Carlos Ghosn estime que la fusion Renault-Nissan n'est pas pour tout de suite.

Carlos Ghosn estime que la fusion Renault-Nissan n'est pas pour tout de suite. - Eric Piermont - AFP

Pour Carlos Ghosn, une fusion Renault-Nissan n'est pas exclue. Mais elle n'est pas prévue dans l'immédiat.

Carlos Ghosn préfère avancer pas à pas. Le PDG de l'alliance franco-japonaise Renault-Nissan a jugé mardi que les deux constructeurs d'automobiles n'étaient pas encore mûrs pour une fusion. "Je sais que le marché veut une fusion, mais il a sa propre logique et nous avons la nôtre", a déclaré Carlos Ghosn lors d'une table ronde avec la presse au siège de Nissan, à Yokohama (banlieue de Tokyo), alors que les récentes tensions avec l'État français ont remis le sujet sur la table.

"L'idée d'une fusion était déjà apparue en 1999", quand est née l'alliance, a-t-il rappelé. "C'est une décision facile à prendre, mais pas à exécuter, je ne pense pas que nous soyons prêts aujourd'hui (...), nous avons besoin de beaucoup plus de convergences pour imaginer un jour éventuellement une fusion". "Nous n'excluons pas que peut-être un jour elle fera sens, mais nous avons encore beaucoup de choses à faire", a poursuivi le PDG, promettant de nouvelles "synergies" entre les deux groupes en 2016.

"Le problème est derrière nous"

Revendiquant "une approche très pragmatique, sans tabou", il a évoqué les "peurs d'une Nissan-isation de Renault, et d'une Renault-isation de Nissan". "Si (la fusion) est source d'inquiétudes, et non d'espoir, (...) quand vous sentez des résistances", c'est que le moment n'est pas venu.
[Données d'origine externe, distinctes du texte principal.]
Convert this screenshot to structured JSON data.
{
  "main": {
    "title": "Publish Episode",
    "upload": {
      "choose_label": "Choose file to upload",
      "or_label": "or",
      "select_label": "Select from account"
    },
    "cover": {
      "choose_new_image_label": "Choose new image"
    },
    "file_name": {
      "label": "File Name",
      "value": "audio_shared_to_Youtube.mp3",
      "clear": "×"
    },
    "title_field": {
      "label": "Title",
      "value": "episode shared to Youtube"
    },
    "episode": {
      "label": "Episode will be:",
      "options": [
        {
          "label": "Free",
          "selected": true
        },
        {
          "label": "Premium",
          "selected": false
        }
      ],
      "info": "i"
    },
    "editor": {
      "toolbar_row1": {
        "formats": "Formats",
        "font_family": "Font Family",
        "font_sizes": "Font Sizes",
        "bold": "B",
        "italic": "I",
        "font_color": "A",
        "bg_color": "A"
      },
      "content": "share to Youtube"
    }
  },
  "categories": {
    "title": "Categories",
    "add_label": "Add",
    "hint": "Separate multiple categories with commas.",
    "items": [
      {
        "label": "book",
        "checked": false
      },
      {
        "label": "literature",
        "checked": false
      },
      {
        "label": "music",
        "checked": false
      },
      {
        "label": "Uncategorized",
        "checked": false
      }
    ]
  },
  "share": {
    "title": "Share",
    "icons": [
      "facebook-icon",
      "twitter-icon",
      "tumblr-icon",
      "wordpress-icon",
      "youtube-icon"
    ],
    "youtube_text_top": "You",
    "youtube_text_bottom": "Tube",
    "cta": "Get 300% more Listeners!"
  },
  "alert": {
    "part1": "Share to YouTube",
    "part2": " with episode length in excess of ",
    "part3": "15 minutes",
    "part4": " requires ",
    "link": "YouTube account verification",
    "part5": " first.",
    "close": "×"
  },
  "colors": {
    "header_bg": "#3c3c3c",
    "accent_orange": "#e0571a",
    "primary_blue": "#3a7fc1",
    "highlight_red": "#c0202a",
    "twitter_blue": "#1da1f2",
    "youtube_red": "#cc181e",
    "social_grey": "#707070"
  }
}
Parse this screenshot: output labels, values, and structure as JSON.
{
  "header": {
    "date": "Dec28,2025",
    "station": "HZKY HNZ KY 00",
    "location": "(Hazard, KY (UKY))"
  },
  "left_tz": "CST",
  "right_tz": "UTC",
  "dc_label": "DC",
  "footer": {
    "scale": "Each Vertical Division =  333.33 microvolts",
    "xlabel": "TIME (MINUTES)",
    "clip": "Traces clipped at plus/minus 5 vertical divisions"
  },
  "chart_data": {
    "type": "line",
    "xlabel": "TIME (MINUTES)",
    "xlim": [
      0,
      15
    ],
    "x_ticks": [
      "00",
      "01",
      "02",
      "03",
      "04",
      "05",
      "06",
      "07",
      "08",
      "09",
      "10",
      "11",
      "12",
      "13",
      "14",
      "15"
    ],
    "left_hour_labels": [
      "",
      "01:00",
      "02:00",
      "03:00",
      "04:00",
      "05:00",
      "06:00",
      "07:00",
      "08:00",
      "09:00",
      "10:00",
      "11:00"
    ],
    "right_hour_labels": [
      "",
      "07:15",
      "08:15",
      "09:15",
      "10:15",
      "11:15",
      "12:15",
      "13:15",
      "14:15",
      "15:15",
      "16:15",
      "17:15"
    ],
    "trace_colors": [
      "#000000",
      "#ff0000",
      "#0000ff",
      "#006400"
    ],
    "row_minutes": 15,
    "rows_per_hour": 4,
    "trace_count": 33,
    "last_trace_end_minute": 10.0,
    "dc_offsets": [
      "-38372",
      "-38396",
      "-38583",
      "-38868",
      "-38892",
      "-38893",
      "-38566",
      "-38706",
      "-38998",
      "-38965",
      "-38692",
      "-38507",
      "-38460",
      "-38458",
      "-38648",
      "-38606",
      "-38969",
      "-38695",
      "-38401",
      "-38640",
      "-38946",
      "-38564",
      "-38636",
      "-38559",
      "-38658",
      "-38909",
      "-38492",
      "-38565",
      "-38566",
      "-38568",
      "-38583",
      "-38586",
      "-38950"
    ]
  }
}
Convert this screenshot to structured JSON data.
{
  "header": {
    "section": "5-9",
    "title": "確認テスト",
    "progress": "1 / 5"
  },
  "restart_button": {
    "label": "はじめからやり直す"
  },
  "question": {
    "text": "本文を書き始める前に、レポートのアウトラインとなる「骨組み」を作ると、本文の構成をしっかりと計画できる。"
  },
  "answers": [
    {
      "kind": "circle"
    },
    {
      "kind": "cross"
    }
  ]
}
Carlos Ghosn s'exprimait trois jours après la conclusion d'un compromis encadrant l'influence de l'État français au sein de Renault, au terme de huit mois de crise. "Le problème est derrière nous", s'est-il félicité.

"Je suis satisfait de voir qu'après ces difficiles et sensibles négociations, nous avons fini par trouver un dénominateur commun". "C'est un jalon très important" pour Nissan, dont le principe d'autonomie est désormais "explicitement gravé, avec des conséquences en cas de violation", a expliqué le PDG de l'alliance. Si Renault devait interférer dans la gouvernance de Nissan, la firme japonaise pourrait alors porter sa part dans Renault de 15% à 25%, et ainsi annuler les droits de vote du français. Quant au Japon, certains tendent à juger que Renault profite désormais trop de Nissan et que l'alliance s'en trouve déséquilibrée, Carlos Ghosn a dit "vouloir éviter tout rapport de force".